Concluido el año del cuatrocientos aniversario del nacimiento de Jean-Baptiste Poquelin, Molière para la gran historia del teatro y de la literatura en general, los ecos siguen restallando en homenaje al más conocido y representado autor galo. Este hijo de tapicero vino al mundo justo cuando el Papa Gregorio XV canonizó al fundador de la Compañía de Jesús, Ignacio de Loyola. La importancia del teatro en la pedagogía de esta orden religiosa es bien conocida y no es casualidad que el niño Jean-Baptiste aprendiese sus primeras letras con los Jesuitas, precisamente. Cuatro siglos después, el espíritu de aquel genio voló hasta el patio del más prestigioso proyecto ignaciano de la baja Andalucía la noche del sábado en una impecable comedia trenzada por la compañía Ay Teatro, con autoría de Álvaro Tato y dirección de Yayo Cáceres, en la segunda de abono del Festival veraniego portuense por antonomasia, con aforo casi completo.



Vive Molière, que así se llama la propuesta –y que, en efecto, resucita del todo al dramaturgo- es un acierto de principio a fin, con una trepidante sucesión de escenas que espigan lo más granado de la amplia producción de aquel prodigio y levantan de su letargo, para regocijo del espectador, los arquetipos más vigorosos y conocidos del francés: el hipócrita y fariseo Tartufo, el tacaño Harpagón de El Avaro, el obsesivo celoso de El cornudo imaginario… Paradigmas que son presentados con talento gracias al trabajo de los entusiastas actores y a la experta combinación de verso y música, donde el teclado y la voz versátil de Marta Estal ponen la banda sonora a las cómicas situaciones planteadas por Álvaro Tato en versos maravillosamente escritos y mejor reproducidos por este elenco joven, aunque sobradamente preparado.
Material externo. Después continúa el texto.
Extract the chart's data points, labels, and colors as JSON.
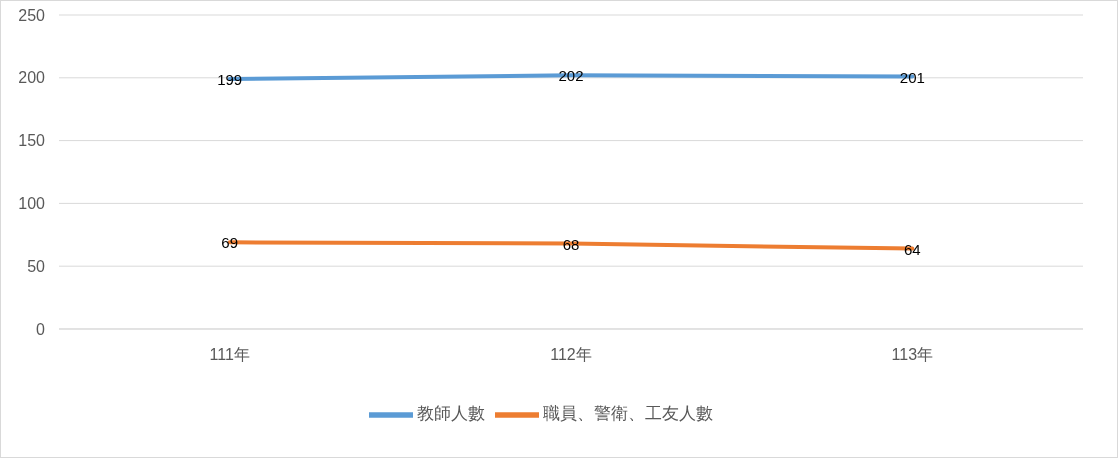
{
  "chart_data": {
    "type": "line",
    "categories": [
      "111年",
      "112年",
      "113年"
    ],
    "series": [
      {
        "name": "教師人數",
        "color": "#5b9bd5",
        "values": [
          199,
          202,
          201
        ]
      },
      {
        "name": "職員、警衛、工友人數",
        "color": "#ed7d31",
        "values": [
          69,
          68,
          64
        ]
      }
    ],
    "ylim": [
      0,
      250
    ],
    "yticks": [
      0,
      50,
      100,
      150,
      200,
      250
    ],
    "grid": "y",
    "legend": "bottom",
    "marker": "none",
    "line_style": "solid",
    "data_labels": true
  }
}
Si la literatura es, finalmente, llevar la vida a las palabras, Vive Molière se sirve, con libertad, inteligencia y desparpajo, de las palabras escritas por aquel autor total -director, productor, intérprete, y todo lo que se le puso por delante- no solo para erigir una posible historia de su controvertida existencia, sino para rendir pleitesía a un genio que, cuatrocientos años después, sigue más vivo que nunca, como dejó bien claro Ay Teatro en su particular tributo que regaló a un público que supo reconocer y premiar con generosidad el brillo de una joya verdadera.